Essa cobertura excessiva do caso é muito danosa então?
Dra. Eluise: Claro, pois leva à saturação o que faz com que o caso se torne normal. A ferida tem que ser cicatrizada, mas a pessoa tem que deixar cicatrizar e se a mídia não pára de falar, essa ferida não cicatriza e vai sangrar.

É o que está acontecendo com a mãe?
Dra. Eluise: É.

O irmão de três anos, da Isabella, que possivelmente presenciou tudo, o que pode acontecer com ele?
Dra. Eluise: Ou essa criança vai sofrer de uma amnésia, um lapso de memória, que é o mais comum e o melhor que pode acontecer com ela. Ou essa criança está sofrendo calada e ai as conseqüência são imprevisíveis. Podendo inclusive se tornar um monstro, porque ela já tem a carga genética do pai e da mãe. Ou ela pode ser o contrário disso tudo. Pode ser os dois extremos. O mais comum é a dissociação, isto é, quando o trauma é muito grande, muito chocante, essas lembranças são apagadas da memória. É com isso que trabalha a EMDR.

Você falou de herança genética, ela influencia?
Dra. Eluise: Existe uma linha de tratamento que eu que eu até utilizo, que se chama Constelação Familiar, do alemão Bert Hellinger, que observa toda a estrutura familiar. Na família desse casal [pai e madrasta da Isabella] é possível que exista alguém com desvio de conduta. Então essa técnica observa a linha genética.

E o que significa a técnica EMDR?
Dra. Eluise: Eye Movement Desensitization and Reprocessing, sigla em inglês que significa Dessensibilização e Reprocessamento através de Movimentos Oculares. É uma técnica específica para o tratamento, em poucas seções, de quem passou por algum trauma: perdas, perdas financeiras, acidentes, mortes. A EMDR é utilizada em casos, por exemplo, como o acidente com o avião da TAM. Ou grandes acidentes, grandes inundações. Quando existe um grupo a ser atendido. Nesses casos os integrantes do grupo da EMDR são acionados para atuar.

Como é esse trabalho? Quem aciona o profissional?
Dra.
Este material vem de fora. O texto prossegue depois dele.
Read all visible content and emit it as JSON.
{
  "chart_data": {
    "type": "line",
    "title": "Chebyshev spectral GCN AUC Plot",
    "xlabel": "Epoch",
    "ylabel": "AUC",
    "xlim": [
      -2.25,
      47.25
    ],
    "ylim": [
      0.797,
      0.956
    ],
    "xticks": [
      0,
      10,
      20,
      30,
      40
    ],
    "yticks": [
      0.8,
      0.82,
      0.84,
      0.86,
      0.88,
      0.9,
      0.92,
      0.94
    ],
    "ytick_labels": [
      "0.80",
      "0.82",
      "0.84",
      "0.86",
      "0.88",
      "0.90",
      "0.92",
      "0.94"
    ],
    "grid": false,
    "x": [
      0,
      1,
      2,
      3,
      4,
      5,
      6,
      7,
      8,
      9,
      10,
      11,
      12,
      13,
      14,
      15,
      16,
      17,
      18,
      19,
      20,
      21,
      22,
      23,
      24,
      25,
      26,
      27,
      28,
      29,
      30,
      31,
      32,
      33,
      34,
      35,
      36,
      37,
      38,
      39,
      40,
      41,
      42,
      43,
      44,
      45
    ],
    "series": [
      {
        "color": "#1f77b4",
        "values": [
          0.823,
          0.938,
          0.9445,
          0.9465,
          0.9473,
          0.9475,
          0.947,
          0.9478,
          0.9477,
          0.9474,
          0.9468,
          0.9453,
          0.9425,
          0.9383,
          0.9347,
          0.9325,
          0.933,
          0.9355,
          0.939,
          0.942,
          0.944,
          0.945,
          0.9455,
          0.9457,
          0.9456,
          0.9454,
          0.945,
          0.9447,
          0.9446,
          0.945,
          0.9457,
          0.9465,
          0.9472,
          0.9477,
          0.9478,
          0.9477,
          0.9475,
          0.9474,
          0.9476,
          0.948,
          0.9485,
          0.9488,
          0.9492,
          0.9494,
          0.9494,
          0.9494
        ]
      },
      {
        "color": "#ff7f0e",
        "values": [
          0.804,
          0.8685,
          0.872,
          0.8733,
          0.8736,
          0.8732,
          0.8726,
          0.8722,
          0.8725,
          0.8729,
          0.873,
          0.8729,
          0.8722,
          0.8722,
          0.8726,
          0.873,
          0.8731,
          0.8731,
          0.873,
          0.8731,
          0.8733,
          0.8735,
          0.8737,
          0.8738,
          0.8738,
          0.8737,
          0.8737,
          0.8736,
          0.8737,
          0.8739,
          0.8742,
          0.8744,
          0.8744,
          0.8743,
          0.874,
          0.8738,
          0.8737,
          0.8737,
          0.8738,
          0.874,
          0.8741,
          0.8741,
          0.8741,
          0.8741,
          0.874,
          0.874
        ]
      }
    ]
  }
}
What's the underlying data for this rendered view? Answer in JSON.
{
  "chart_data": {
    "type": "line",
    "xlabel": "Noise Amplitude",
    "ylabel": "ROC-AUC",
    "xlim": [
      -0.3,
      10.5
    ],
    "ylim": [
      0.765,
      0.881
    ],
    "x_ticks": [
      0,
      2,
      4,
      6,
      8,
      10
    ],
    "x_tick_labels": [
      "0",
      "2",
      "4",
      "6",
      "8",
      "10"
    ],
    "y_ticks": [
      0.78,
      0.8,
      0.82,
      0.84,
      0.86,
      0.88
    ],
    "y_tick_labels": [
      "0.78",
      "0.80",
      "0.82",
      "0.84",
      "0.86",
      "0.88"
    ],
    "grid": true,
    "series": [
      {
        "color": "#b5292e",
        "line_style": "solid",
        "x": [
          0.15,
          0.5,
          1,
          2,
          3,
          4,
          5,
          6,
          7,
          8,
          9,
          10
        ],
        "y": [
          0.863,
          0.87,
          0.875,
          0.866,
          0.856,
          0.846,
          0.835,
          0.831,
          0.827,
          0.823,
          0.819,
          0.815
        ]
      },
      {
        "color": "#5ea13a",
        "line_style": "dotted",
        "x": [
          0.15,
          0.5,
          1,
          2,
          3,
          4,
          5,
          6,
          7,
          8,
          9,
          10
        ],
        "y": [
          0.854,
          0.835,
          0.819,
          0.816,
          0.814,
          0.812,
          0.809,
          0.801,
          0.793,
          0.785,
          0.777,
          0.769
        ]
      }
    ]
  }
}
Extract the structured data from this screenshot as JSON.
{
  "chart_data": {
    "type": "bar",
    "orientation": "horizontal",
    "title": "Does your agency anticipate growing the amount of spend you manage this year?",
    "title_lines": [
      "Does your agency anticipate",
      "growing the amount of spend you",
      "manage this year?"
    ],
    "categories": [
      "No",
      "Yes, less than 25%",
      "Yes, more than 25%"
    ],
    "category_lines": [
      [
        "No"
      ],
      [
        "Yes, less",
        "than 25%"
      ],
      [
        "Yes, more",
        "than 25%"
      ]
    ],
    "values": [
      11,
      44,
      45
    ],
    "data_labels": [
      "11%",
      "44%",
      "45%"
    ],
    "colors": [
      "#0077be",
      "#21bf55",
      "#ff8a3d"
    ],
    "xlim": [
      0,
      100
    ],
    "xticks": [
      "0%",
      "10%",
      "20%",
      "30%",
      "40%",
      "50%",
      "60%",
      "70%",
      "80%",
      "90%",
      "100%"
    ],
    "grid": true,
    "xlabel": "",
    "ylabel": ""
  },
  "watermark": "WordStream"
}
Eluise: Existe um grupo humanitário do qual eu faço parte, para atender número grande de pessoas atingidas por perdas de grande impacto. Quando há casos de grande proporção, os integrantes são convocados. Mas essa técnica também é muito boa para tratar vítimas de abusos sexual, emocional, que eram seqüelas que não tinham cura nem na psiquiatria nem na psicologia comum. Com a EMDR você reprocessa a dor.

Como é possível sobreviver depois de uma perda tão grande?
Dra. Eluise: Existe um termo utilizado por nós que é resiliência, que determina a forma como a pessoa reage ao trauma. São pessoas que passam por alguma tragédia e que conseguem sobreviver.

Então é a capacidade de sobreviver?
Dra. Eluise: Imagine uma almofada que afunda quando sentamos nela e quando levantamos, a almofada volta à sua forma normal. Então, a resiliência é a capacidade de sobreviver, de ter vida novamente, e às vezes com mais intensidade. Mas não são todas as pessoas que têm essa capacidade. Resiliência é o poder de superação.

Reparei que mãe foi assediada por pessoas que passaram por drama semelhante, isso sufoca ou ajuda na recuperação? Essa cobrança por um engajamento, ela está preparada?
Dra. Eluise: Ela ainda não está preparada pra isso, mas o contato com outros que passaram por situações semelhantes é uma das coisas boas. Isso é muito válido. Como o trabalho. Quanto mais preencher o tempo melhor, porque ela já está muito exposta. O engajamento suaviza uma dor que não tem nome. O filho que perde o pai é órfão, a mãe que perde o filho, não tem nome. É uma dor sem nome.